Api di Bukit Menoreh 57

Namun sudah tentu Untara tidak akan mengecewakan anak muda itu. Karena itu maka jawabnya “Swandaru, kita harus memperhitungkan siapakah kira-kira yang akan menjadi senapati pengapit Macan Kepatihan. Seandainya mereka mempergunakan gelar Dirada Meta, maka sudah dapat dibayangkan, bahwa Sanakeling adalah salah seorang senapati pengapitnya. Salah seorang yang akan ditempatkan diujung gading gajah raksasa yang akan mengamuk itu. Sedang diujung yang lain, mungkin Macan Kepatihan akan menempatkan Alap-alap Jalatunda atau orang lain yang lebih baik daripada orang itu”
Swandaru mengangguk-anggukkan kepalanya. Ditebarkannya pandangan matanya berkeliling pringgitan. Dilihatnya diantara mereka, Widura dan Agung Sedayu disamping dirinya sendiri. Karena itu maka katanya dalam hati “Apakah kakang Untara tidak mau memberi aku kesempatan?”
Dan terdengarlah Untara berkata “Swandaru, aku ingin menempatkan paman Widura untuk melawan Sanakeling. Tak ada orang lain yang mampu melakukannya. Aku mempunyai perhitungan, bahwa Sanakeling akan menjadi pengapit kanan Macan Kepatihan, sehingga aku akan minta paman Widura mempimpin sayap kiri pasukan Sangkal Putung”
“Satu-satunya kemungkinan” sesis Swandaru “Lalu siapakah yang harus melawan Alap-alap Jalatunda?”
Untara mengerutkan keningnya. Apalagi ketika ia melihat sekali dua kali Swandaru memandang kearah Agung Sedayu, seolah-olah ia sedang membandingkan dirinya sendiri dengan Agung Sedayu itu. Karena itu maka kembali Untara berada dalam kesulitan. Apakah ia akan dapat memilih salah seorang dari mereka? Kalau ia menunjuk Swandaru, Agung Sedayu pasti tidak akan menjadi kecewa. Tetapi Swandaru sama sekali kurang pengalaman dalam perang yang memasang gelar-gelar sempurna.
Namun akhirnya, Untara menemukan jawabnya. Ditebarkannya pandangannya berkeliling dan akhirnya berhenti pada seseorang yang duduk agak dibelakangnya. Katanya “Disayap yang lain aku pasang Citra Gati”
Swandaru sekali lagi mengerutkan keningnya. Kini ia benar-benar salah tebak. Ia menyangka bahwa Untara akan memilih satu diantara mereka berdua, Agung Sedayu atau dirinya sendiri.

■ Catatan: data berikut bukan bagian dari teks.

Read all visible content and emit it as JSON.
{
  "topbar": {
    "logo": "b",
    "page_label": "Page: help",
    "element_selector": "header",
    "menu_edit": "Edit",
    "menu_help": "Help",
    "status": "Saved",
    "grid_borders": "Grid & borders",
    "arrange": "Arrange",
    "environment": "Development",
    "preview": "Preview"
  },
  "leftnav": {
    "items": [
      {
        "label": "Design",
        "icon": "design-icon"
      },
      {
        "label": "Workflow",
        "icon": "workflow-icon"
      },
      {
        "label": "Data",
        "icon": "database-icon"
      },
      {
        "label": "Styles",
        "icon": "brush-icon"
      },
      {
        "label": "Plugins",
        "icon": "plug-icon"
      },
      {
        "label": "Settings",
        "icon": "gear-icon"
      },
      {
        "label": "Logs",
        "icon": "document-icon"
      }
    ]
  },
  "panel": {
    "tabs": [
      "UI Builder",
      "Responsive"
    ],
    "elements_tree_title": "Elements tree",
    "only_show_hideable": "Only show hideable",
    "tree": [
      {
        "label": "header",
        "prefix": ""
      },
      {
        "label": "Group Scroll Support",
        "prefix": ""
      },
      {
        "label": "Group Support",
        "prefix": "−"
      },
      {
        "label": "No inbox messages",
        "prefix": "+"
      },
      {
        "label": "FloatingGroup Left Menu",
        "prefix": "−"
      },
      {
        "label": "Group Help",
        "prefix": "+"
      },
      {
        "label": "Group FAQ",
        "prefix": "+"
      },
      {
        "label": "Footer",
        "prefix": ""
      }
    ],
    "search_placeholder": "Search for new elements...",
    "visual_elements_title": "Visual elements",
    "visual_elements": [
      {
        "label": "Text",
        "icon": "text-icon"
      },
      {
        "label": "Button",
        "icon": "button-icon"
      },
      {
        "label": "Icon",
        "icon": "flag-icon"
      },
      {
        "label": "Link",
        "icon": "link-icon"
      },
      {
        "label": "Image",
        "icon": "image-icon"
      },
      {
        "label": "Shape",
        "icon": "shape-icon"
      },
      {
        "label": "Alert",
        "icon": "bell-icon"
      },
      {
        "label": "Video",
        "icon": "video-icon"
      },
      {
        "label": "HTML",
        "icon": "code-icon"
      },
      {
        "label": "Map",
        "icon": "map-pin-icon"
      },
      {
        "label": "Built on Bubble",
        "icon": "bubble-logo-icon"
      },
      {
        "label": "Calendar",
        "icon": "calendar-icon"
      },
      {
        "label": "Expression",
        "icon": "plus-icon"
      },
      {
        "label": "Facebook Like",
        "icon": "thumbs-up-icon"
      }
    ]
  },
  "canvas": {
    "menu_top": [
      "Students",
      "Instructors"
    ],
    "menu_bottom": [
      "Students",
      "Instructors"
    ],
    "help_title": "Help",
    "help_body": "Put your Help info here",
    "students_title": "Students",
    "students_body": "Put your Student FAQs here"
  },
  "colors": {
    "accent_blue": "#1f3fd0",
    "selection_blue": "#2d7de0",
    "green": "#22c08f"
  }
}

Namun sebelum ia menyatakan pendiriannya, terdengar Untara memberi penjelasan “Aku harus menempatkan seorang prajurit Pajang dalam gelar yang sempurna ini, supaya garis perintahku dapat tersalur dengan baik. Sebenarnya aku ingin menempatkan Agung Sedayu atau kau Swandaru. Tetapi ada yang belum kalian ketahui, saluran-saluran perintah dalam gelar perang yang sempurna. Nah, karena itu aku tempatkan saja Citra Gati itu disayap kanan. Meskipun demikian, Swandaru, kau dan Agung Sedayu akan merupakan ujung-ujung kuku dalam gelar Garuda Nglayang yang mungkin akan kita pergunakan”

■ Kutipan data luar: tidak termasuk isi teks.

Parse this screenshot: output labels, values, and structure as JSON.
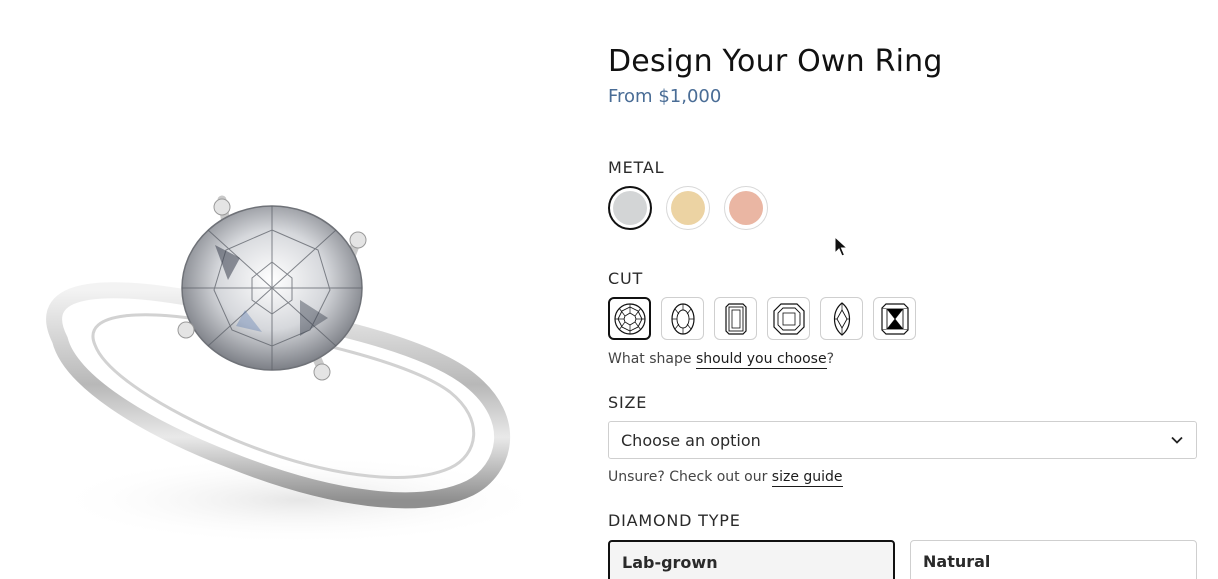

Swandaru mengangguk-anggukkan kepalanya. Keputusan Untara adalah keputusan yang bijaksana. Bukan Agung Sedayu dan bukan Swandaru yang kedua-duanya bukan prajurit Pajang.
Tetapi kemudian Widura memotong pembicaraan itu “Bagaimana dengan Sumangkar? Siapakah yang akan menghadapinya bila Sumangkar itu ikut turun pula dalam laskar Jipang yang akan segera menyerbu itu?”

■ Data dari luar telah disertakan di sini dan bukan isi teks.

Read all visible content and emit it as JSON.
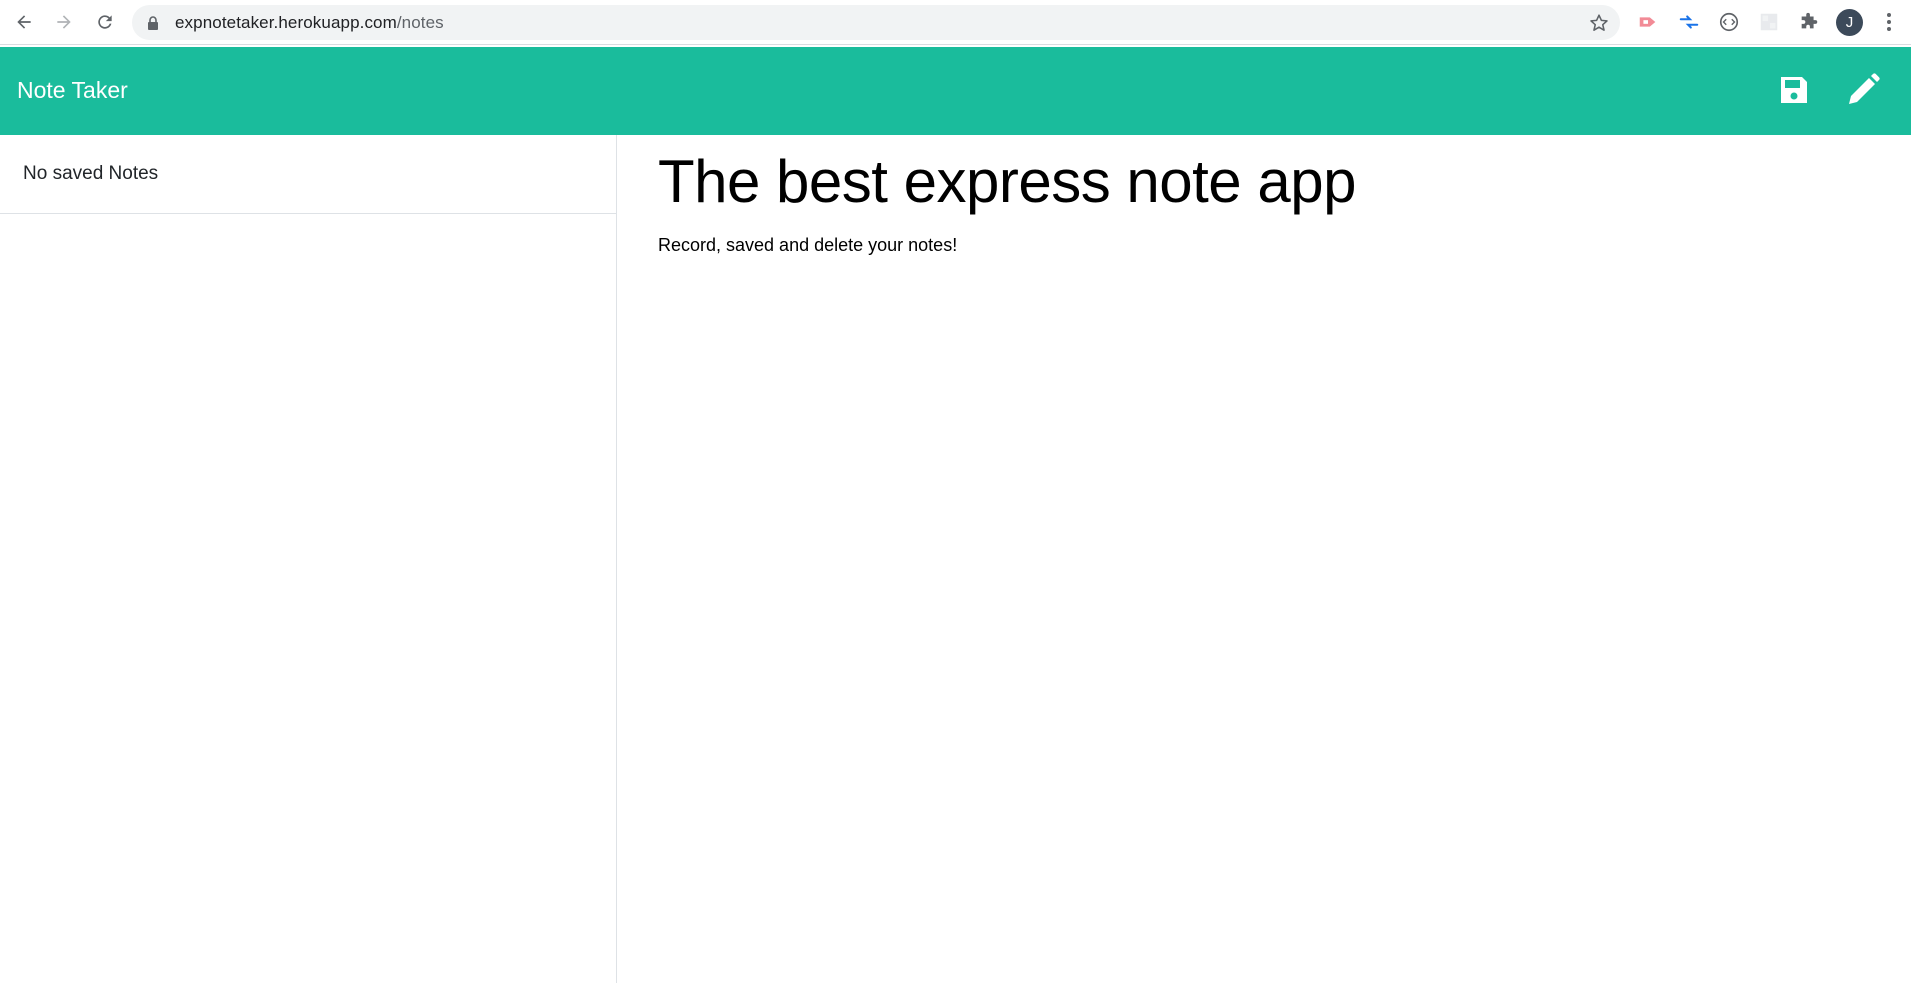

Semua yang hadir dalam pertemuan itu menjadi berdebar-debar karenanya. Mereka sadar akan kemampuan Sumangkar yang terkenal dengan adik seperguruan Patih Mantahun, yang memiliki nyawa rangkap didalam tubuhnya. Kesaktiannya sudah terbukti dapat mengimbangi Ki Tambak Wedi, hantu lereng gunung Merapi itu.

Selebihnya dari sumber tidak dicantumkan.